Bendigo's alluvial profile has a stiff clay crust over loose sandy gravels, so the drop energy must be high enough to penetrate the crust without over-compacting it. We typically use a heavier tamper (18-20 t) and a wider grid spacing to transmit energy deeper into the granular layer, rather than the lighter, tighter grids used on uniform clays.
What is the typical cost range for a dynamic compaction design study in Bendigo?

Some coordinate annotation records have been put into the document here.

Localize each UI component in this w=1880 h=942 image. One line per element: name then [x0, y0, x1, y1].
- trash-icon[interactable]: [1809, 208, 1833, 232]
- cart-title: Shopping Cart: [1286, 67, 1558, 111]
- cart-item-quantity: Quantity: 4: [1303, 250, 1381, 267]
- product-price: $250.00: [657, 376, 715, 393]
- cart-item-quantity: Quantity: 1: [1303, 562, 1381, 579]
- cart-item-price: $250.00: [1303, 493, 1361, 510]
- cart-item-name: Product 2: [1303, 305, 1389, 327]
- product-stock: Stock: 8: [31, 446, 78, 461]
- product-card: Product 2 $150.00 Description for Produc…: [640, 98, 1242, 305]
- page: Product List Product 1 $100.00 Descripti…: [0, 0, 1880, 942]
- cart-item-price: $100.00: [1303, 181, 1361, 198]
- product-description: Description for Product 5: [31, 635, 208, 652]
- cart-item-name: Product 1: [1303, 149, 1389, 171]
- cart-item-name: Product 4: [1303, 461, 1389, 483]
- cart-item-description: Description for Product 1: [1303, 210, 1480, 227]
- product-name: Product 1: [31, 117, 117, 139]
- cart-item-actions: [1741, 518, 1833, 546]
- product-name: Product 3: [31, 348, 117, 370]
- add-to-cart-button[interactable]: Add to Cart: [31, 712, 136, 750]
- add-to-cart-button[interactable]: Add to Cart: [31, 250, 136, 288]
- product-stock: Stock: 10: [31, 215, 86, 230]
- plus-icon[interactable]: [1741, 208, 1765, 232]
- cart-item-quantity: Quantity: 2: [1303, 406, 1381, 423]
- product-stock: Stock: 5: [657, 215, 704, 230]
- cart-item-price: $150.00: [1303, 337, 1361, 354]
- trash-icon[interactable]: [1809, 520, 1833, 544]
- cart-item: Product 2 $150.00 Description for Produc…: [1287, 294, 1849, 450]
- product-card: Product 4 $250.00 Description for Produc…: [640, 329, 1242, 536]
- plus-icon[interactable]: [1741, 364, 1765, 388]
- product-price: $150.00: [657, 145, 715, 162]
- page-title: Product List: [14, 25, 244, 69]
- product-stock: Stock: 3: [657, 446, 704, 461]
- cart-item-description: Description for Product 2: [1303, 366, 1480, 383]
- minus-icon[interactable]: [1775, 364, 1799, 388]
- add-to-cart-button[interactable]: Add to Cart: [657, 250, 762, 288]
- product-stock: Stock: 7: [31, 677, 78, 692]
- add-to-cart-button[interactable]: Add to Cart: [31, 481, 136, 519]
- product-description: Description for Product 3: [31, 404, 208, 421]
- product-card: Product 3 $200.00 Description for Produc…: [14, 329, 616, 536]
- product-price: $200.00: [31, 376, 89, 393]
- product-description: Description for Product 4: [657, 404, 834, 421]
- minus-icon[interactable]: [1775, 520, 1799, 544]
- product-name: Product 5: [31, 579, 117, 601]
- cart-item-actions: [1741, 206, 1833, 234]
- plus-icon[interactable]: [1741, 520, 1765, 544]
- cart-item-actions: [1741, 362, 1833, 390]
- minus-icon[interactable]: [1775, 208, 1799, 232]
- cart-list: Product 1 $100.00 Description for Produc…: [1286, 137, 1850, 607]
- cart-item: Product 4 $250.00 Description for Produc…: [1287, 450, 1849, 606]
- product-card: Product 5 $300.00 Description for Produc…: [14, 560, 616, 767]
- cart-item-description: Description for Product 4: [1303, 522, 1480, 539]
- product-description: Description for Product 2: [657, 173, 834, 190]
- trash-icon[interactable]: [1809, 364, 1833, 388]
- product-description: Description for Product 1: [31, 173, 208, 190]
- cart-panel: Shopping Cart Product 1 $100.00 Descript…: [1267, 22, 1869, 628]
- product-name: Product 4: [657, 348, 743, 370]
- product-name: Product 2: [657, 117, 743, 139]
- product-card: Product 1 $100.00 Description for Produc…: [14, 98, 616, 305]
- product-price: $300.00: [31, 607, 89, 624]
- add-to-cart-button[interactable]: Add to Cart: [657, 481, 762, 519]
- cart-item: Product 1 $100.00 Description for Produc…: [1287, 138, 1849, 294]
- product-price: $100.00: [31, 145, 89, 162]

For a standard residential or light commercial site in Bendigo, the design study including site investigation, numerical modelling, and verification testing typically ranges from AU$2,010 to AU$5,710, depending on site area, number of test points, and depth of improvement required.
Can dynamic compaction be applied near existing structures in Bendigo's older suburbs?
Yes, but with caution. We use reduced drop heights (6-10 m) and smaller tampers (10-12 t) within 10 m of existing buildings, combined with vibration monitoring to keep peak particle velocity below 15 mm/s. For sites with heritage-listed structures, we may recommend alternative ground improvement methods.
What post-compaction verification is required under AS 4678 for a dynamic compaction project?
AS 4678 requires at least one verification test per 200 m2 of treated area, typically a CPT or plate load test, plus a written report documenting achieved bearing capacity and density. We also recommend repeat N-value profiling at 1 m intervals to confirm uniformity across the site.